Pemerintah Arab Saudi memprediksi suhu di Makkah dan kawasan Armuzna (Arafah, Muzdalifah, Mina) dapat mencapai 47 derajat Celsius selama fase puncak haji berlangsung. Kondisi tersebut membuat otoritas Saudi meningkatkan kesiapan layanan kesehatan, mitigasi heatstroke, hingga sistem tanggap darurat untuk melindungi jutaan jemaah.
Petugas Penyelenggara Ibadah Haji (PPIH) Indonesia juga mulai memfokuskan perhatian pada keselamatan dan kesehatan jemaah, terutama kelompok lansia dan risiko tinggi. Pergerakan jemaah Indonesia menuju Arafah dilakukan bertahap mulai pukul 07.00 waktu Arab Saudi guna menghindari kepadatan ekstrem selama fase Armuzna.
Selain suhu tinggi, angin panas disertai debu dan pasir diperkirakan turut melanda kawasan suci selama beberapa hari ke depan. Pusat Meteorologi Nasional Arab Saudi menyebut kondisi cuaca diperkirakan tetap panas hingga hari tasyrik dengan suhu siang berkisar 42–47 derajat Celsius.
Jemaah Diminta Kurangi Aktivitas Berat
Di tengah cuaca ekstrem, otoritas kesehatan Arab Saudi dan petugas haji Indonesia meminta jemaah membatasi aktivitas fisik yang tidak terlalu penting, memperbanyak minum air, serta menggunakan alat pelindung seperti payung dan masker.
Pemerintah Saudi bahkan menyebut penggunaan payung dapat membantu menurunkan suhu tubuh hingga sekitar 10 derajat Celsius saat berada di area terbuka. Klinik medis 24 jam dan pos kesehatan tambahan juga mulai disiagakan di sejumlah titik Armuzna.
Kepadatan jemaah di kawasan Masjidil Haram juga mulai meningkat tajam menjelang puncak ibadah.

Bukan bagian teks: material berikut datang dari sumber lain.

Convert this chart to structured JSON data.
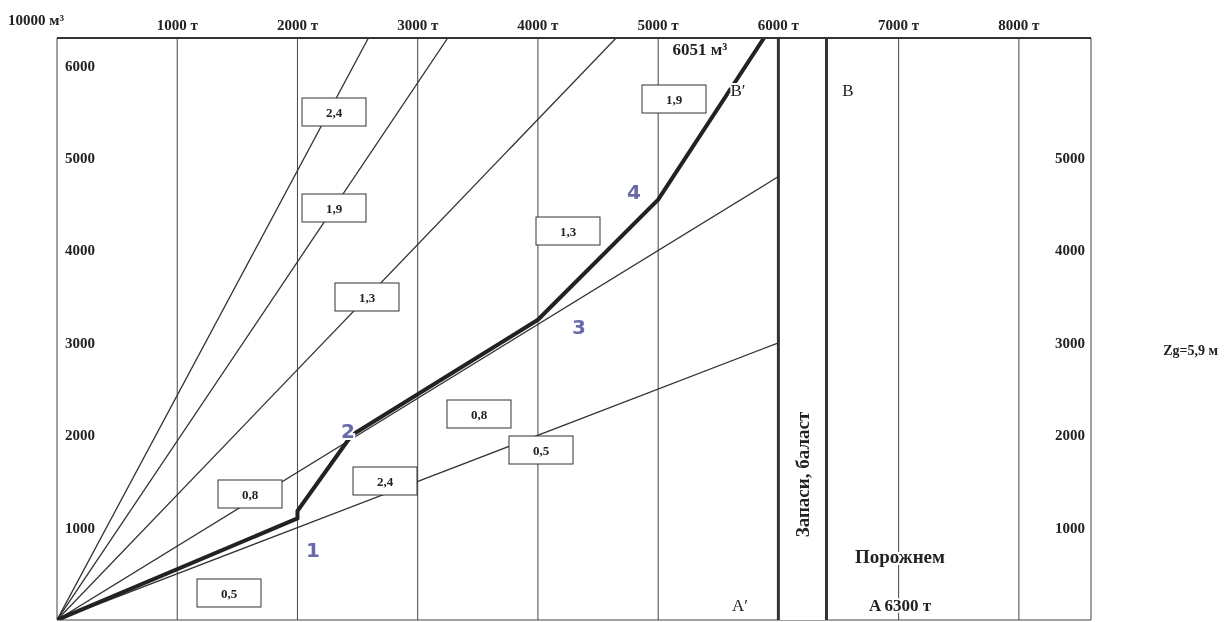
{
  "chart_data": {
    "type": "line",
    "ylabel": "10000 м³",
    "xlim": [
      0,
      8600
    ],
    "ylim": [
      0,
      6300
    ],
    "xticks": [
      {
        "value": 1000,
        "label": "1000 т"
      },
      {
        "value": 2000,
        "label": "2000 т"
      },
      {
        "value": 3000,
        "label": "3000 т"
      },
      {
        "value": 4000,
        "label": "4000 т"
      },
      {
        "value": 5000,
        "label": "5000 т"
      },
      {
        "value": 6000,
        "label": "6000 т"
      },
      {
        "value": 7000,
        "label": "7000 т"
      },
      {
        "value": 8000,
        "label": "8000 т"
      }
    ],
    "yticks": [
      1000,
      2000,
      3000,
      4000,
      5000,
      6000
    ],
    "y2lim": [
      0,
      6300
    ],
    "y2ticks": [
      1000,
      2000,
      3000,
      4000,
      5000
    ],
    "grid": true,
    "legend": false,
    "marker": "none",
    "line_style": "solid",
    "series": [
      {
        "color": "#333333",
        "x": [
          0,
          6000
        ],
        "values": [
          0,
          3000
        ]
      },
      {
        "color": "#333333",
        "x": [
          0,
          6000
        ],
        "values": [
          0,
          4800
        ]
      },
      {
        "color": "#333333",
        "x": [
          0,
          4650
        ],
        "values": [
          0,
          6300
        ]
      },
      {
        "color": "#333333",
        "x": [
          0,
          3250
        ],
        "values": [
          0,
          6300
        ]
      },
      {
        "color": "#333333",
        "x": [
          0,
          2590
        ],
        "values": [
          0,
          6300
        ]
      },
      {
        "color": "#222222",
        "x": [
          0,
          2000,
          2000,
          2450,
          4000,
          5000,
          5880
        ],
        "values": [
          0,
          1100,
          1180,
          2000,
          3250,
          4550,
          6300
        ]
      }
    ],
    "ref_lines": [
      {
        "axis": "x",
        "value": 6000,
        "color": "#333333"
      },
      {
        "axis": "x",
        "value": 6400,
        "color": "#333333"
      }
    ],
    "bands": [
      {
        "axis": "x",
        "from": 6000,
        "to": 6400,
        "label": "Запаси, баласт",
        "color": "#ffffff"
      }
    ],
    "annotations": [
      "2,4",
      "1,9",
      "1,3",
      "0,8",
      "0,5",
      "2,4",
      "0,8",
      "0,5",
      "1,3",
      "1,9",
      "1",
      "2",
      "3",
      "4",
      "6051 м³",
      "B′",
      "B",
      "A′",
      "Порожнем",
      "A   6300 т",
      "Zg=5,9 м"
    ]
  }
}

Banyak jemaah memilih berangkat lebih awal menuju masjid atau bertahan di area yang lebih sejuk untuk menghindari sengatan panas langsung.
Kementerian Agama RI sebelumnya mengingatkan bahwa dehidrasi, heatstroke, gangguan pernapasan, hingga kelelahan menjadi risiko kesehatan paling sering dialami jemaah selama musim panas di Arab Saudi. Lansia dan jemaah dengan penyakit penyerta menjadi kelompok paling rentan terdampak cuaca ekstrem.

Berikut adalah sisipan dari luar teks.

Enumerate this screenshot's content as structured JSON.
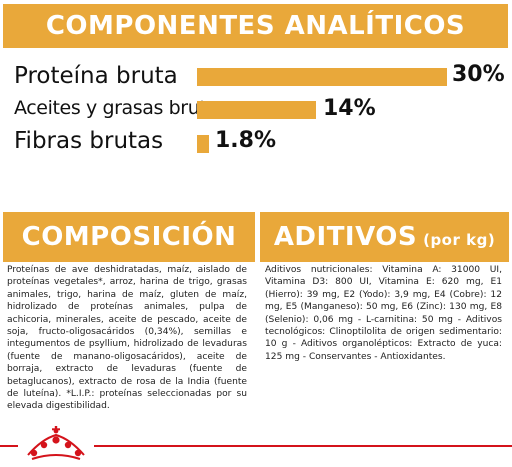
{
  "analytic": {
    "title": "COMPONENTES ANALÍTICOS",
    "items": [
      {
        "label": "Proteína bruta",
        "percent": "30%",
        "value": 30
      },
      {
        "label": "Aceites y grasas brutos",
        "percent": "14%",
        "value": 14
      },
      {
        "label": "Fibras brutas",
        "percent": "1.8%",
        "value": 1.8
      }
    ]
  },
  "composition": {
    "title": "COMPOSICIÓN",
    "text": "Proteínas de ave deshidratadas, maíz, aislado de proteínas vegetales*, arroz, harina de trigo, grasas animales, trigo, harina de maíz, gluten de maíz, hidrolizado de proteínas animales, pulpa de achicoria, minerales, aceite de pescado, aceite de soja, fructo-oligosacáridos (0,34%), semillas e integumentos de psyllium, hidrolizado de levaduras (fuente de manano-oligosacáridos), aceite de borraja, extracto de levaduras (fuente de betaglucanos), extracto de rosa de la India (fuente de luteína). *L.I.P.: proteínas seleccionadas por su elevada digestibilidad."
  },
  "additives": {
    "title": "ADITIVOS",
    "title_suffix": "(por kg)",
    "text": "Aditivos nutricionales: Vitamina A: 31000 UI, Vitamina D3: 800 UI, Vitamina E: 620 mg, E1 (Hierro): 39 mg, E2 (Yodo): 3,9 mg, E4 (Cobre): 12 mg, E5 (Manganeso): 50 mg, E6 (Zinc): 130 mg, E8 (Selenio): 0,06 mg - L-carnitina: 50 mg - Aditivos tecnológicos: Clinoptilolita de origen sedimentario: 10 g - Aditivos organolépticos: Extracto de yuca: 125 mg - Conservantes - Antioxidantes."
  },
  "colors": {
    "accent": "#e9a83a",
    "brand_red": "#d4131b"
  },
  "footer": {
    "logo_icon": "royal-canin-crown-icon"
  }
}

Fokus Besar pada Keselamatan Jemaah
Selain faktor cuaca, pengaturan mobilitas jutaan jemaah juga menjadi fokus utama penyelenggaraan haji tahun ini. Otoritas Saudi bersama petugas haji Indonesia memperketat pengawasan di jalur pergerakan Arafah, Muzdalifah, dan Mina untuk mencegah kepadatan berlebih.

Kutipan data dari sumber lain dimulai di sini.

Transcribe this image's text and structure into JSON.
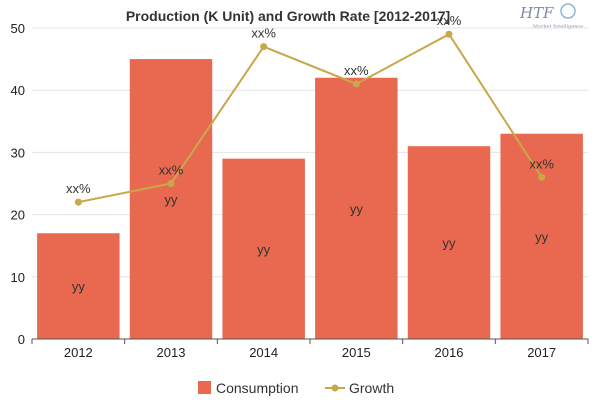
{
  "chart_data": {
    "type": "bar",
    "title": "Production (K Unit) and Growth Rate [2012-2017]",
    "categories": [
      "2012",
      "2013",
      "2014",
      "2015",
      "2016",
      "2017"
    ],
    "ylim": [
      0,
      50
    ],
    "yticks": [
      0,
      10,
      20,
      30,
      40,
      50
    ],
    "grid": true,
    "legend_position": "bottom",
    "series": [
      {
        "name": "Consumption",
        "type": "bar",
        "color": "#e8694f",
        "values": [
          17,
          45,
          29,
          42,
          31,
          33
        ],
        "data_labels": [
          "yy",
          "yy",
          "yy",
          "yy",
          "yy",
          "yy"
        ]
      },
      {
        "name": "Growth",
        "type": "line",
        "color": "#c9a84a",
        "values": [
          22,
          25,
          47,
          41,
          49,
          26
        ],
        "data_labels": [
          "xx%",
          "xx%",
          "xx%",
          "xx%",
          "xx%",
          "xx%"
        ]
      }
    ]
  },
  "logo": {
    "brand": "HTF",
    "tagline": "Market Intelligence"
  }
}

Lebih dari 3.000 tenda dilaporkan telah disiapkan di Mina dan Muzdalifah lengkap dengan pendingin ruangan dan fasilitas sanitasi. Pemerintah Saudi juga mulai memanfaatkan teknologi kecerdasan buatan (AI), radar cuaca, hingga sistem pemantauan digital untuk memonitor kondisi cuaca dan pergerakan jemaah secara real time.
Puncak ibadah haji sendiri akan berlangsung pada Selasa (26/5/2026) melalui prosesi wukuf di Arafah sebelum jemaah bergerak menuju Muzdalifah dan Mina untuk menjalani rangkaian ibadah berikutnya.
Di tengah suhu ekstrem dan kepadatan jutaan manusia, musim haji tahun ini kembali menjadi ujian besar ketahanan fisik, manajemen pelayanan, sekaligus solidaritas antarjemaah di Tanah Suci.